Another observation. I've tried to stop mongodb and it hanged with the following in logs:

2020-11-09T16:32:51.302+0300 I CONTROL [signalProcessingThread] got signal 15 (Terminated), will terminate after current cmd ends
2020-11-09T16:32:51.304+0300 I REPL [signalProcessingThread] Stepping down the ReplicationCoordinator for shutdown, waitTime: 10000ms
2020-11-09T16:32:51.309+0300 I SHARDING [signalProcessingThread] Shutting down the WaitForMajorityService
2020-11-09T16:32:51.313+0300 I CONTROL [signalProcessingThread] Shutting down the LogicalSessionCache
2020-11-09T16:32:51.316+0300 I CONTROL [LogicalSessionCacheRefresh] Failed to refresh session cache: ClientMarkedKilled: client has been killed
2020-11-09T16:32:51.320+0300 I CONTROL [LogicalSessionCacheReap] Failed to reap transaction table: ClientMarkedKilled: client has been killed
2020-11-09T16:32:51.321+0300 I NETWORK [signalProcessingThread] shutdown: going to close listening sockets...

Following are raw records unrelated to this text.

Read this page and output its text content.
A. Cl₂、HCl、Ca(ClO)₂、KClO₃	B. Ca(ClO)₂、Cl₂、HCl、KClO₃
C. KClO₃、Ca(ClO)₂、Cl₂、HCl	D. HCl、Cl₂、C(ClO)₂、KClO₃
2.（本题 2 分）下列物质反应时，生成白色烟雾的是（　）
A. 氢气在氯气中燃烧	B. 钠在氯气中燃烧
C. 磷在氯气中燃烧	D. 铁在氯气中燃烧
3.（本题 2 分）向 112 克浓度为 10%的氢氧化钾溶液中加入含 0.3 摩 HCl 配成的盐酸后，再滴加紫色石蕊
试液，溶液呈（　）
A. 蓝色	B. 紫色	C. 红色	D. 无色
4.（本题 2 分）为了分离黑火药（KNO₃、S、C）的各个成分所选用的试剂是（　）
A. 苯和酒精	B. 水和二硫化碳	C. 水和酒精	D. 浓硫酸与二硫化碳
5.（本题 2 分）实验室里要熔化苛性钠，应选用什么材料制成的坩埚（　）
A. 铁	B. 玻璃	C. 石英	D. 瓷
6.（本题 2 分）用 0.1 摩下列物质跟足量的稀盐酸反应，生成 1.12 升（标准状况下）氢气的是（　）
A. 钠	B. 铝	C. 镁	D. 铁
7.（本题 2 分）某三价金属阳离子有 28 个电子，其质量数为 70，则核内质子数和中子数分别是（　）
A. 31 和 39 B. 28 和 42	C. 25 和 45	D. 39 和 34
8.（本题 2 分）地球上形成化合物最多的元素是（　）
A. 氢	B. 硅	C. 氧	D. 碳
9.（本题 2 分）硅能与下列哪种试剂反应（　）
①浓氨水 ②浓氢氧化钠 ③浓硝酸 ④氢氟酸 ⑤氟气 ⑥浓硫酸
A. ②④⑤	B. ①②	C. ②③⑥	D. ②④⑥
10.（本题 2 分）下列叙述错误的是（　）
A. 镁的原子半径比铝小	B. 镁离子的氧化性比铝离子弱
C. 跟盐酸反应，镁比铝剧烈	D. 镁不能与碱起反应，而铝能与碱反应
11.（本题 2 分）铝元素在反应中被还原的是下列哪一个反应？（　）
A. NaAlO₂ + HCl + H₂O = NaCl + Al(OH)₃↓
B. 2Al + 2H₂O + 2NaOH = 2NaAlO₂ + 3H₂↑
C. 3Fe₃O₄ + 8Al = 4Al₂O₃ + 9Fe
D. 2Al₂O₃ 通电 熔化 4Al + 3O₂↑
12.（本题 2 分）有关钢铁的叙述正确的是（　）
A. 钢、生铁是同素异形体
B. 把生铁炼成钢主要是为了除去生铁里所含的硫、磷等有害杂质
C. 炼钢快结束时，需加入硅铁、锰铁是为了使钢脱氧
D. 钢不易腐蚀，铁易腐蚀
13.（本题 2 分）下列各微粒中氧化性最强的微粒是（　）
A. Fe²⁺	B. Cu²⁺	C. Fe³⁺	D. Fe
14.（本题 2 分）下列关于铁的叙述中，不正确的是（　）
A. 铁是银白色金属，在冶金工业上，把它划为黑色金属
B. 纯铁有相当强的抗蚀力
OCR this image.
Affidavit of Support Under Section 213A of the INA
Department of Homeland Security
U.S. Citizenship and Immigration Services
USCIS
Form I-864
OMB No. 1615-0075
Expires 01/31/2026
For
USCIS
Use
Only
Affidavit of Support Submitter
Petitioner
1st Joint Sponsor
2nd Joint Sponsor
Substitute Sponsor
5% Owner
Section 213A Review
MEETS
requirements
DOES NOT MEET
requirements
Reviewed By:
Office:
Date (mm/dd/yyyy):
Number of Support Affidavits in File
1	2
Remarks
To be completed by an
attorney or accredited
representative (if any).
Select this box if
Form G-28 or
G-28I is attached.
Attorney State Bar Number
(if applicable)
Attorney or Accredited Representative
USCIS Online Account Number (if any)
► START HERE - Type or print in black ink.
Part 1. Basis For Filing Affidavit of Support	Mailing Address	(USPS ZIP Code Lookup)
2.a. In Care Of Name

2020-11-09T16:32:51.321+0300 I NETWORK [listener] removing socket file: /tmp/mongodb-27017.sock
2020-11-09T16:32:51.321+0300 I NETWORK [signalProcessingThread] Shutting down the global connection pool
2020-11-09T16:32:51.321+0300 I STORAGE [signalProcessingThread] Shutting down the FlowControlTicketholder
2020-11-09T16:32:51.321+0300 I - [signalProcessingThread] Stopping further Flow Control ticket acquisitions.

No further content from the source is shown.